Сортировать слова в алфавитном порядке, чтобы составить «Алфавитный перечень…», было совсем не очевидным решением. Кодри знал — он не может рассчитывать на то, что даже его образованные читатели знают, в каком порядке располагаются буквы в алфавите, поэтому попытался написать небольшое руководство. Он не мог решить, описывать порядок в логических или схематичных терминах или же как пошаговую процедуру, алгоритм. «Дорогой читатель», — писал он, —
ты должен выучить наизусть алфавит, знать порядок, в котором стоят буквы, не сверяясь с книгой, и где располагается каждая буква: b ближе к началу, n почти в середине, t ближе к концу. Теперь, если слово, которое ты хочешь найти, начинается с a, то ищи его в начале этого Перечня, а если с v — в конце. Опять же, если слово начинается с ca — ищи его в начале буквы c, но ежели с cu — то в конце. И так для всех букв.Разумеется, значения появляются в словаре через определения. Основными моделями для Кодри послужили словари, составленные для перевода, главным образом латинско-английский Dictionarium Томаса Томаса 1587 года. Двуязычный словарь выполнял более понятные задачи, нежели одноязычный: описание латинских слов английскими имело смысл, которого был лишен перевод с английского на английский. Тем не менее определения были необходимы.
Не только значения слов, но и знания еще не были устойчивыми. Язык изучал сам себя.
В конце концов, Кодри ставил перед собой цель помочь людям понять и использовать сложные слова. Он подошел к задаче определения с волнением, которое ощущается до сих пор. Даже составляя эти определения, Кодри не вполне верил в их устойчивость. Значения оказались еще более ускользающими, чем написание.

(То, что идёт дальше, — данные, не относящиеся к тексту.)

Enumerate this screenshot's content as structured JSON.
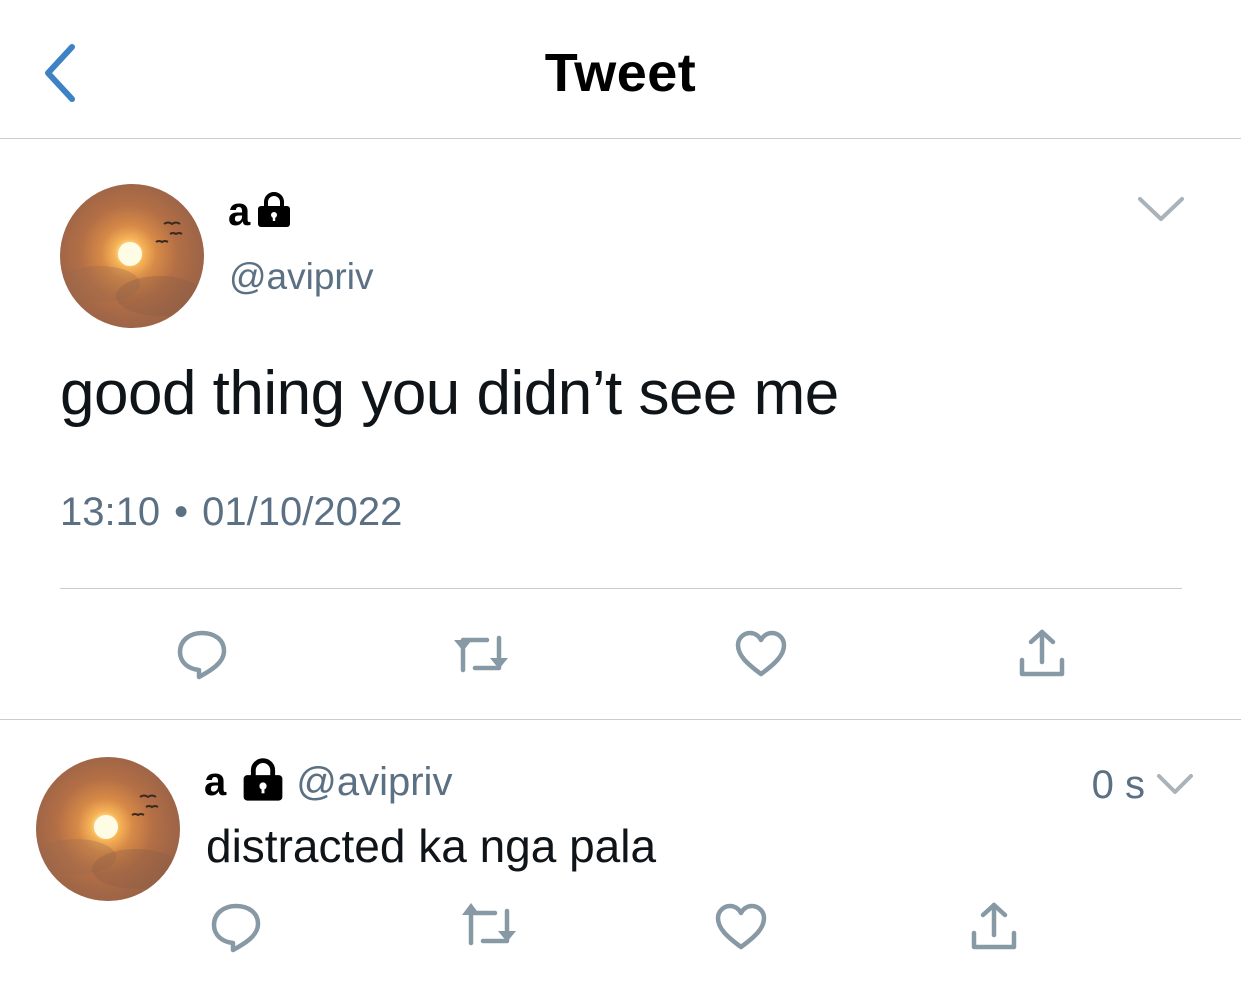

Понятие define (определять) для Кодри должно было применяться к вещам, а не к словам ( — ясно показывать, чем является вещь). Это была реальность во всем ее многообразии, и ее надо было определить. Interpret (интерпретировать) значило «открывать, делать ясным, показывать смысл и значение вещи». Для Кодри взаимосвязь вещи и слова была сродни взаимосвязи объекта и его тени.
Не только значения слов, но и знания еще не были устойчивыми. Язык изучал сам себя. Даже когда Кодри копировал Кута или Томаса, он был один, ему не с кем было посоветоваться и не к чему обратиться.
Так, одним из «трудных общепринятых» слов Кодри было science, наука (знание или навык). Еще не существовало науки как системы, отвечающей за изучение вселенной и ее законов. Натурфилософы только начинали обращать внимание на слова и их значения.
Когда в 1611 году Галилей направил первый телескоп на небо и обнаружил солнечные пятна, он тут же понял, что его открытие вызовет множество споров — традиционно Солнце было идеалом чистоты, — и почувствовал, что наука не может продвигаться вперед без предварительного разрешения проблемы с языком.